The Opposite of What Robin Says
By Bryan Caplan
I often disagree with my dear friend Robin Hanson, but his latest post on happiness strikes me as a full 180 degrees wrong. Robin begins by discussing fascinating research on the divergence between what people choose and what makes them happy:
Not only are we well aware of wanting as a different feeling
from happiness, we know of many systematic differences between our wants
and our happiness. For example, even though we expect these choices to make us
less happy, we expect we’ll pick money over sleep, shorter commutes, leisure
time, friends, family, and legacy. We’ll pick school over a social life, and a
career-helping internship over interesting one. And we’ll pick attending a
favorite musician’s concert over a friend’s birthday party or reporting a
Two other fascinating cases:
To reconcile the intuition that Americans today are better off
than in the past with the finding that average SWB [= subjective well-being]

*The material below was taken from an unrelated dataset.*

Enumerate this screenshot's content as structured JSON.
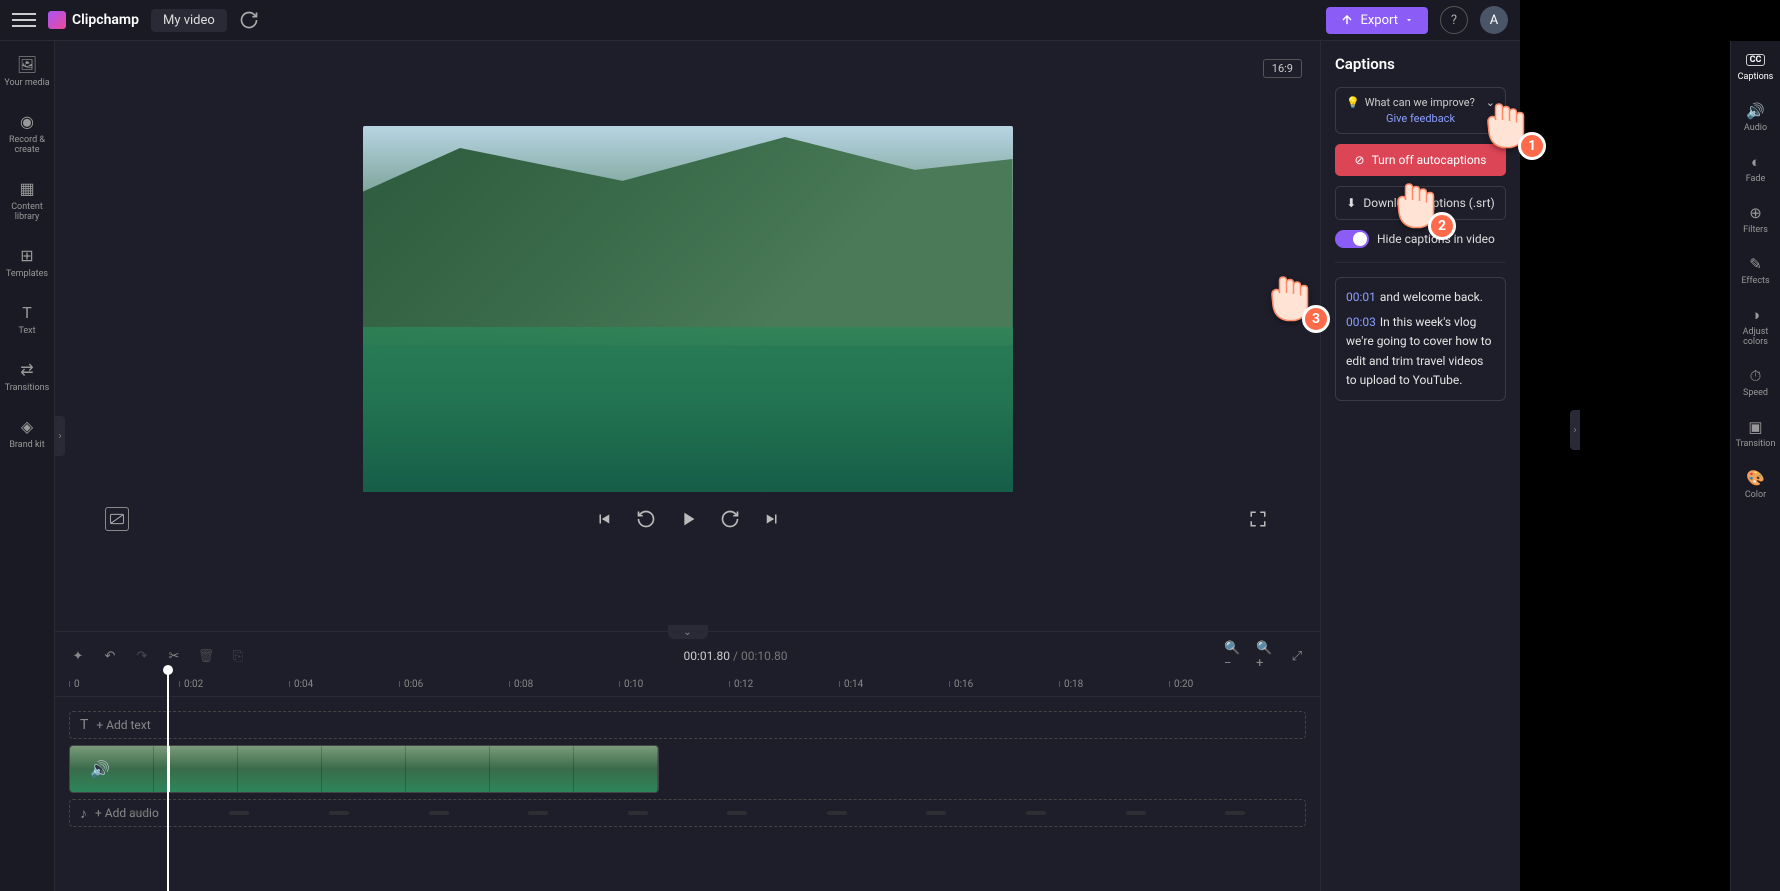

has remained flat in the U.S. over the past decades, we ask respondents to rank
being born in 1950 versus being born in 1990 in both choice and SWB questions.
Although our respondents overwhelmingly favor being born in 1990 in both
questions, more choose 1990 despite believing that they would be happier in
1950 than the reverse. …
To reconcile the intuition that expanding political and
economic freedoms for women have made women better off with the finding that
average SWB among women has declined in the U.S. since the 1970s, both
absolutely and relative to men, we ask respondents to rank living in a world
with or without these expanded freedoms for women. Again, significantly more
respondents choose a world with these expanded freedoms for women in spite of
believing that a world without them would make them happier than the reverse. (more)
Robin then proposes the following resolution of the puzzle:
These all seem to me reasonably consistent with our
thinking we’ll be happier doing what others approve, and what connects us
to them. Our visible happiness functions in part to convince our associates
that that we care about their approval and contact.
What? Does Robin really think that other people in today’s society approve of choosing to be born in 1950 rather than 1990? Of choosing a world without Women’s Liberation? That such choices “connect” us to the rest of our society? Nay, the opposite is true.
Claiming we’d be happier in a world dramatically different from our own is an affront to the people around us – though not as great an affront as admitting that we would choose to live in a world dramatically different from our own. Yes, Social Desirability Bias taints our claims about happiness and choice; but it taints claims about our choices more because there’s more social pressure to do “the right thing” than to feel “the right way.”
Furthermore, Robin’s story also runs counter to the massive body of work – fictional and non-fictional – on the ubiquitous tension between personal happiness and social approval. Think about every person torn between marrying for love and marrying to suit their family. Or every person torn between pursuing their dream and caring for a sick parent.
What’s especially odd: My story fits the forager/farmer divide that Robin has so often explored. Both foragers and farmers value status, but farmers value it more because status matters more in farmer societies. As a result, foragers tend to act on impulses that farmers strive to suppress. Impulses like: Choosing what makes you happy, no matter what the neighbors say.